Current Realities of Wilms Tumor Burden and Therapy in Ghana

J Pediatr Surg. 2024 Mar 16:S0022-3468(24)00184-2. doi: 10.1016/j.jpedsurg.2024.03.032. Online ahead of print.

Abstract

Background: Between 2005 and 2014, Ghana's Wilms tumor (WT) 2-year disease-free survival of 44% trailed behind that of high-income countries. This study aimed to uncover social determinants of health leading to preventable WT death in Ghana.

Methods: WT patient records (2014-2022) at Korle-Bu Teaching Hospital (KBTH; Ghana) were reviewed retrospectively. Demographics, clinical course, tumor characteristics, and survival were evaluated using t-tests, Pearson Chi-square, and multivariate Cox logistic regression.

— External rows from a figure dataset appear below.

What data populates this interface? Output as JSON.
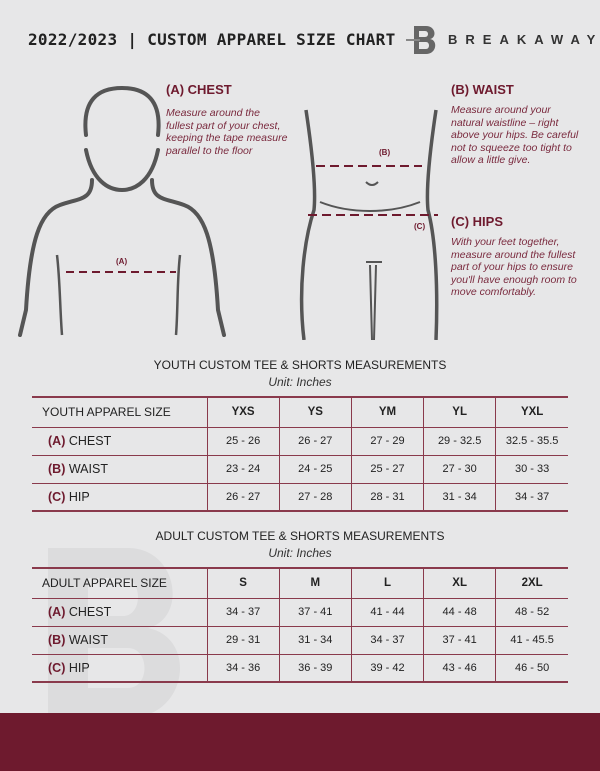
{
  "header": {
    "title": "2022/2023 | CUSTOM APPAREL SIZE CHART",
    "brand": "BREAKAWAY",
    "logo_letter": "B"
  },
  "guide": {
    "chest": {
      "heading": "(A) CHEST",
      "text": "Measure around the fullest part of your chest, keeping the tape measure parallel to the floor",
      "marker": "(A)"
    },
    "waist": {
      "heading": "(B) WAIST",
      "text": "Measure around your natural waistline – right above your hips. Be careful not to squeeze too tight to allow a little give.",
      "marker": "(B)"
    },
    "hips": {
      "heading": "(C) HIPS",
      "text": "With your feet together, measure around the fullest part of your hips to ensure you'll have enough room to move comfortably.",
      "marker": "(C)"
    }
  },
  "colors": {
    "accent": "#6e1a2e",
    "background": "#e7e7e8"
  },
  "youth": {
    "title": "YOUTH CUSTOM TEE & SHORTS MEASUREMENTS",
    "unit": "Unit: Inches",
    "header": "YOUTH APPAREL SIZE",
    "sizes": [
      "YXS",
      "YS",
      "YM",
      "YL",
      "YXL"
    ],
    "rows": [
      {
        "code": "(A)",
        "name": "CHEST",
        "values": [
          "25 - 26",
          "26 - 27",
          "27 - 29",
          "29 - 32.5",
          "32.5 - 35.5"
        ]
      },
      {
        "code": "(B)",
        "name": "WAIST",
        "values": [
          "23 - 24",
          "24 - 25",
          "25 - 27",
          "27 - 30",
          "30 - 33"
        ]
      },
      {
        "code": "(C)",
        "name": "HIP",
        "values": [
          "26 - 27",
          "27 - 28",
          "28 - 31",
          "31 - 34",
          "34 - 37"
        ]
      }
    ]
  },
  "adult": {
    "title": "ADULT CUSTOM TEE & SHORTS MEASUREMENTS",
    "unit": "Unit: Inches",
    "header": "ADULT APPAREL SIZE",
    "sizes": [
      "S",
      "M",
      "L",
      "XL",
      "2XL"
    ],
    "rows": [
      {
        "code": "(A)",
        "name": "CHEST",
        "values": [
          "34 - 37",
          "37 - 41",
          "41 - 44",
          "44 - 48",
          "48 - 52"
        ]
      },
      {
        "code": "(B)",
        "name": "WAIST",
        "values": [
          "29 - 31",
          "31 - 34",
          "34 - 37",
          "37 - 41",
          "41 - 45.5"
        ]
      },
      {
        "code": "(C)",
        "name": "HIP",
        "values": [
          "34 - 36",
          "36 - 39",
          "39 - 42",
          "43 - 46",
          "46 - 50"
        ]
      }
    ]
  }
}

Results: Of 127 patients identified, 65 were female. Median age was 44 months [IQR 25-66]. Forty-eight patients (38%) presented with distant metastasis (75% lung, 25% liver), which associated with hypoalbuminemia (p = 0.009), caregiver informal employment (p = 0.04), and larger tumors (p = 0.002). Despite neoadjuvant chemotherapy shrinking 84% of tumors, larger initial size associated with incomplete resection (p = 0.046). Of 110 nephrectomies, 31 patients had residual disease, negatively impacting survival (p = 2.7 × 10-5). Twenty-two patients (17%) abandoned treatment (45% before nephrectomy; 55% after nephrectomy), with seven patients ultimately lost to follow-up (LTFU). Decedents represented 43% of stage IV patients compared to 28% in other stages. Event-free survival (EFS) was 60% at 4 years with overall survival (OS) at 67%.

Conclusions: Although Ghana's WT survival has improved, informal employment and distance from KBTH predisposed patients to delayed referral, greater tumor burden, hypoalbuminemia, and lower survival.

Type of study: Prognosis Study.

Level of evidence: II.

Keywords: Social determinants of health; Survival; Wilms tumor.